I’ve always explained some sort of a pain that gets unhealed correctly, when we have a deep pain that needs stitches but we decide to treat it with bandage until it makes a scar but what we always gets afraid off, if we got hit by accident from anything it will open immediatly and the pain will be doubled...but sometimes this is the only way.... We lost our Hanuma our baby girl the joy of our house my maltese little girl I lost her infront of our eyes car accident in Dahab... I still dont know why and cant get over this scene and my mind keeps rewinding it... I always accept and will always do accept God's decisions but why now and why in Dahab and why this timing and am going through a hard time already !!!
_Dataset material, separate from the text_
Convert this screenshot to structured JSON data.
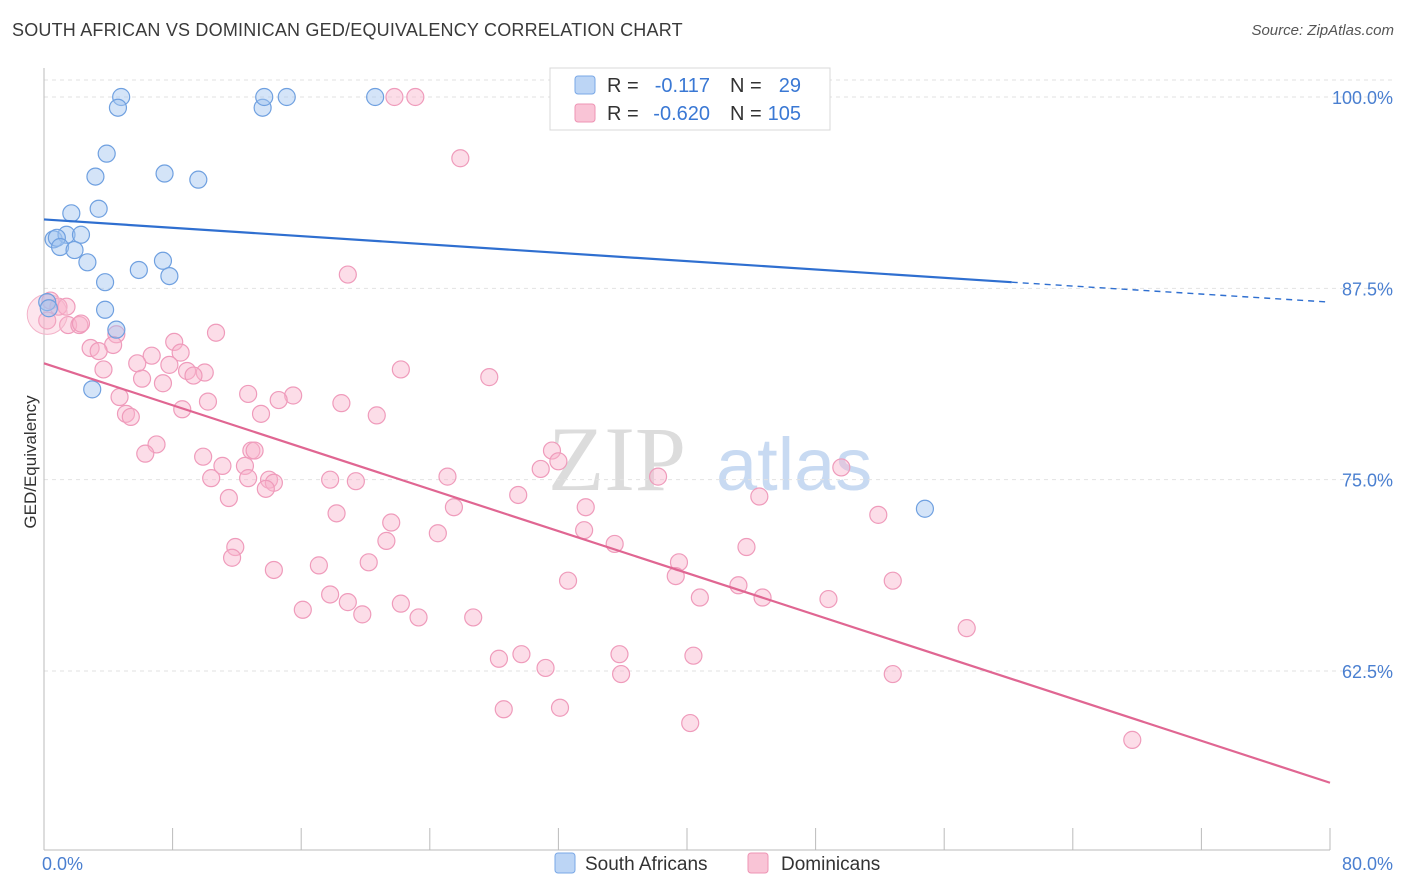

I took a decision with my husband to adopt Hanuma's sister a 50 days old little puppy, some might say this is not fair but it is for us we cant live without Hanuma and we didnt look for a replacement but we need her soul and body to be around us...she is exactly like Hanuma same everything and this makes me question what is the lesson or why we lost our Hanuma this was in the first place I know لوعلمنا الغيب لتمنينا الواقع
But I hope this wont be a scare healed unproperly, I hope this is the plan got had for us for a specific reason, I hope I can be able to go to back to Dahab with no pain...Getting hurt in the and from the place that you tried as much as I can for years to make it safe place with no pain, there must be a reason and a deep one GOD knows it better than us..
You’ll always be in my heart my little gir,ill never forget you and I know you’re always around.